‘Closed-loop’ plan for drivers urged to ease vegetable crisis


Authorities should make cross-border drivers live in hotels in a “closed-loop” style similar to that of crews to reduce the risk of transmission and keep food prices stable, lawmaker Edward Lau said. Kwok-fan.

It came as the director of the Hong Kong Imported Vegetable Wholesale Merchants Association, Chan Chi-wai, said about 30% of the roughly 300 cross-border truck drivers delivering vegetables are currently under quarantine.

He said the supply chain was counting on the rest of the drivers to make up the shortfall with overtime, which is not sustainable as around 15% of the drivers plan to quit and they haven’t had a chance. no choice but to increase the rate. from HK$800 for a round trip up to HK$3,000 to hold them.

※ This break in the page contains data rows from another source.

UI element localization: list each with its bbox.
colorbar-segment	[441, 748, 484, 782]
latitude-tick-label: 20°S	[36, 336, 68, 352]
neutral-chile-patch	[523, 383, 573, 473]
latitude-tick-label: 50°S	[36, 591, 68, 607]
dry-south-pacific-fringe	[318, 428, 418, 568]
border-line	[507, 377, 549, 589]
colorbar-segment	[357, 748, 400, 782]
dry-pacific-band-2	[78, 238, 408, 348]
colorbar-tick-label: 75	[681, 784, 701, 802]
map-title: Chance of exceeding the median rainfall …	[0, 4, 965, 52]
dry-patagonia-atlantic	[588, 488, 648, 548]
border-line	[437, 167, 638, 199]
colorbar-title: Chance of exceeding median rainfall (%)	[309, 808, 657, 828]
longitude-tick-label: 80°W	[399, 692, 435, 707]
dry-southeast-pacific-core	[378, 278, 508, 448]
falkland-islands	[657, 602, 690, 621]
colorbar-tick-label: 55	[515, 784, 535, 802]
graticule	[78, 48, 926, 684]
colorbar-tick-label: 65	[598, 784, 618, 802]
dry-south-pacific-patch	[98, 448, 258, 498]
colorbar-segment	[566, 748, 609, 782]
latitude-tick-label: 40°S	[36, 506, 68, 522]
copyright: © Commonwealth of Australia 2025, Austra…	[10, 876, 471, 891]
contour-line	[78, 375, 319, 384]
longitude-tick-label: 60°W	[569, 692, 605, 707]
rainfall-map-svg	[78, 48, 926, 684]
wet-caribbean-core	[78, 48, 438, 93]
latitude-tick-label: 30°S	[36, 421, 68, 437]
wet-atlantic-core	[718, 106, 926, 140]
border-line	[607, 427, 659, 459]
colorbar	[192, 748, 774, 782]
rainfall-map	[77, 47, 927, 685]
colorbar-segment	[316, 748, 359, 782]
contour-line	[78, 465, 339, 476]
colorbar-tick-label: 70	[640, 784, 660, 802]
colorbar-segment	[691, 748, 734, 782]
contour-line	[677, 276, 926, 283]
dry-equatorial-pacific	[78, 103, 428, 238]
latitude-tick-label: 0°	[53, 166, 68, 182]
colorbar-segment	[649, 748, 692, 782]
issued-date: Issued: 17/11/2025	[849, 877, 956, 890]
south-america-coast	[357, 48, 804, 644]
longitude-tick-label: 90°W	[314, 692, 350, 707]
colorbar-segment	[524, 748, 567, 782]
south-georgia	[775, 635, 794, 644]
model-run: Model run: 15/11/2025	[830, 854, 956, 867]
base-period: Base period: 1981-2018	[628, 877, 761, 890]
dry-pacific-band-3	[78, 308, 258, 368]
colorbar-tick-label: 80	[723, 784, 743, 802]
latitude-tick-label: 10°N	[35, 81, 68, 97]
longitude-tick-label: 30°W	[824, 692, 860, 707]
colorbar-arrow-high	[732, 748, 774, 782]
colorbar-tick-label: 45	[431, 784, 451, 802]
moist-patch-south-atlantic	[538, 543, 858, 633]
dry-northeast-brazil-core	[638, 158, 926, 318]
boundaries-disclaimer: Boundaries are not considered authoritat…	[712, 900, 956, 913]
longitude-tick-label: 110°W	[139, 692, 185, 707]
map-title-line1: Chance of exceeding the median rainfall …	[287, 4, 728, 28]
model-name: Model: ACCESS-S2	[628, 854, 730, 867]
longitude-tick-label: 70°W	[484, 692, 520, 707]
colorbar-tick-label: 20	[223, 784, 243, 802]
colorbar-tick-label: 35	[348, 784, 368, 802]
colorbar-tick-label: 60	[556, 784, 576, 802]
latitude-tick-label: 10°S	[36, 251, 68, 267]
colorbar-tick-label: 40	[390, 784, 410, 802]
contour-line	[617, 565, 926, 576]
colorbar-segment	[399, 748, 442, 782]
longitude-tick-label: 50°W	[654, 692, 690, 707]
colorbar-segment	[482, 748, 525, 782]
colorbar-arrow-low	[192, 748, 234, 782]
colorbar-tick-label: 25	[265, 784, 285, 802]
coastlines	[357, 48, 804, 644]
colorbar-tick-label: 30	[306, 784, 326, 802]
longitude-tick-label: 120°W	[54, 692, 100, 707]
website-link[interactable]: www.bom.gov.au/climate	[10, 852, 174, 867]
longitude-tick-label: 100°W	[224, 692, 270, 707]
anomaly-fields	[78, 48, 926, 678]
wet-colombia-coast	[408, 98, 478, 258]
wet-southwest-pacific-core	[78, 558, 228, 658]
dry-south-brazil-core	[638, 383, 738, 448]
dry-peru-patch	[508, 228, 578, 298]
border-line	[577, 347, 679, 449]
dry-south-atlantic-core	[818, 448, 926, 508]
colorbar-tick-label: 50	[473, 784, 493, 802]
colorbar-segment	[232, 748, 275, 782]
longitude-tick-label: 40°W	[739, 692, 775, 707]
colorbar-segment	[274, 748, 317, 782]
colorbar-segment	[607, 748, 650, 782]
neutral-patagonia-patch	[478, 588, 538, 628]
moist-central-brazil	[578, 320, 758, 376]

Lau offered Hong Kong drivers to hand over their trucks to mainland drivers at the Man Kam To border post and undergo Covid-19 tests.

Hong Kong drivers then wait at designated hotels after testing, while mainland drivers drive to vendors to bring fresh produce back to the border post.

Lau also suggested banning truckers from delivering fresh vegetables directly to wet markets and requiring them to drop off their loads at wholesale markets to avoid contact with the community.

Lau’s party colleague, agriculture and fisheries lawmaker Steven Ho Chun-yin, called on the SAR administration to increase vegetable price transparency and disclose the daily volume of fresh produce supplied in Hong Kong.

However, Hong Kong Food Council Chairman Thomas Ng Wing-yan said the vegetable supply was very fluid yesterday and had already returned to 90% of normal levels, which is enough to meet local demand.

Ng said he expects supply to return to normal in three to four days, after facilities where new cases have been discovered complete disinfection, followed by prices shortly thereafter.